Jeremy Laney Pope

As part of a pitch to a potential client in 2005, my team was asked to define the client/agency relationship by considering whether our agency was more aligned with Butch Cassidy or the Sundance Kid. The only alluring part of such a question lay in the contribution to American folklore that those two individuals provide. First of all, Butch and Sundance were both criminals. Second, they spent most of their adult lives running from the law and incarceration. Finally, they both are believed to have died pitiful, lonely, bullet-induced deaths at the hands of the Bolivian military after the two reportedly robbed a Bolivian bank. Hardly material for positive and encouraging agency-to-client relationship building. Still, the Butch and Sundance experience does provide a poignant statement about change and the importance of embracing the future. The following is the response I wrote to the question. With its inclusion, we won the client. It remains to this day a personal standard.

Robert LeRoy Parker and Harry Longbaugh depended upon one another for a lot of things. Bank robberies and train heists notwithstanding, each of their lives depended squarely upon the other for two years shy of a decade during a colorful and often romanticized part of American history.

It just so happened that their dance together played out on a spinning dance floor kept rollicking by the onslaught of the Industrial Revolution. Change swirled around them like a lost tumbleweed caught up in a West Texas dust devil.

And they were not at all excited about it.

History can’t quite finish the picture painted by legend and folklore surrounding the famous (or infamous) duo, but fact and fiction do seem to agree about one thing: Butch Cassidy and the Sundance Kid didn’t like change.

Change chased them down like water chases the bottom of a drain.
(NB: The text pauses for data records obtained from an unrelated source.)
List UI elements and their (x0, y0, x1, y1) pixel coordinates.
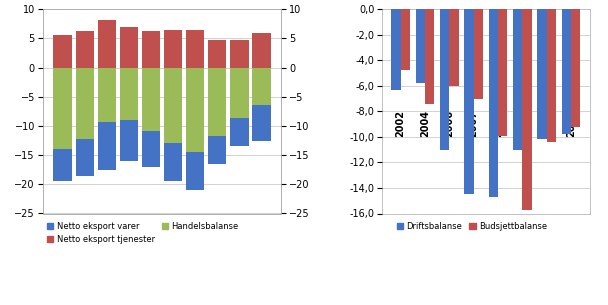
Bar (54, 35, 72, 67)
Bar (465, 9, 474, 194)
Bar (537, 9, 547, 139)
Bar (425, 9, 434, 104)
Bar (186, 152, 204, 190)
Bar (416, 9, 425, 83)
Bar (98, 67, 116, 122)
Bar (209, 67, 226, 136)
Bar (230, 118, 249, 146)
Bar (489, 9, 498, 197)
Bar (164, 143, 182, 181)
Bar (98, 122, 116, 170)
Bar (392, 9, 401, 90)
Bar (164, 30, 182, 67)
Bar (252, 67, 271, 106)
Bar (209, 136, 226, 164)
Bar (449, 9, 458, 86)
Bar (75, 139, 94, 176)
Bar (186, 67, 204, 152)
Bar (440, 9, 449, 150)
Bar (513, 9, 522, 150)
Bar (252, 106, 271, 141)
Bar (120, 67, 138, 120)
Bar (142, 31, 160, 67)
Bar (164, 67, 182, 143)
Bar (75, 67, 94, 139)
Bar (54, 67, 72, 149)
Bar (54, 149, 72, 181)
Bar (98, 20, 116, 67)
Bar (186, 30, 204, 67)
Bar (562, 9, 571, 134)
Bar (252, 33, 271, 67)
Bar (474, 9, 483, 99)
Bar (209, 40, 226, 67)
Bar (498, 9, 507, 136)
Bar (142, 67, 160, 131)
Bar (142, 131, 160, 167)
Legend: Driftsbalanse, Budsjettbalanse: Driftsbalanse, Budsjettbalanse (396, 222, 547, 231)
Bar (547, 9, 556, 142)
Bar (120, 27, 138, 67)
Bar (522, 9, 531, 210)
Bar (230, 67, 249, 118)
Bar (120, 120, 138, 161)
Bar (230, 40, 249, 67)
Legend: Netto eksport varer, Netto eksport tjenester, Handelsbalanse: Netto eksport varer, Netto eksport tjene… (47, 222, 239, 244)
Bar (401, 9, 410, 70)
Bar (571, 9, 580, 127)
Bar (75, 31, 94, 67)
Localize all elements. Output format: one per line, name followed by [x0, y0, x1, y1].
It chased them ruthlessly through the canyons, valleys, and mountain passes into which they were so accustomed to retreating. It chased them out of every hideaway they had ever used and ultimately forced them to leave the United States altogether.

For movie lovers, images of Butch and Sundance on the run from Lord Baltimore and Joe LaFors may come to mind. The most telling image appears when Sundance stares into the night from inside a sheriff’s station window. “There’s somethin’ out there that scares ya, huh?” is the line delivered by the Sheriff of Carbon County, an old friend who had long ago traded in his life of crime for something more honorable.

Modernization and “New Methods” of communication were things Butch was loathe to accept. Sundance, it seems, couldn’t have cared less. In a clutch, he could only mutter to Butch, “You’re the brains, Butch. You’ll think of somethin’.” Butch clamped a decisive cap on his disgust for the future when he tossed a “newfangled” bicycle into a ravine and verbally pounded the wreck with the words, “You can have the future, you lousy bicycle!”

Our agency is accustomed to running. But unlike Butch and Sundance, we don’t run away from the things that challenge us, we run into them. After we run into them, we don’t succumb to them, we conquer them.

Do we carry on like Butch Cassidy? Or the Sundance Kid?

Neither.

Rather, we are the champions of identifying problems, rooting them out and applying superb and definitive solutions. Like Lord Baltimore or Joe LaFors, we are more concerned with going to every length and embracing every conceivable avenue until success is achieved.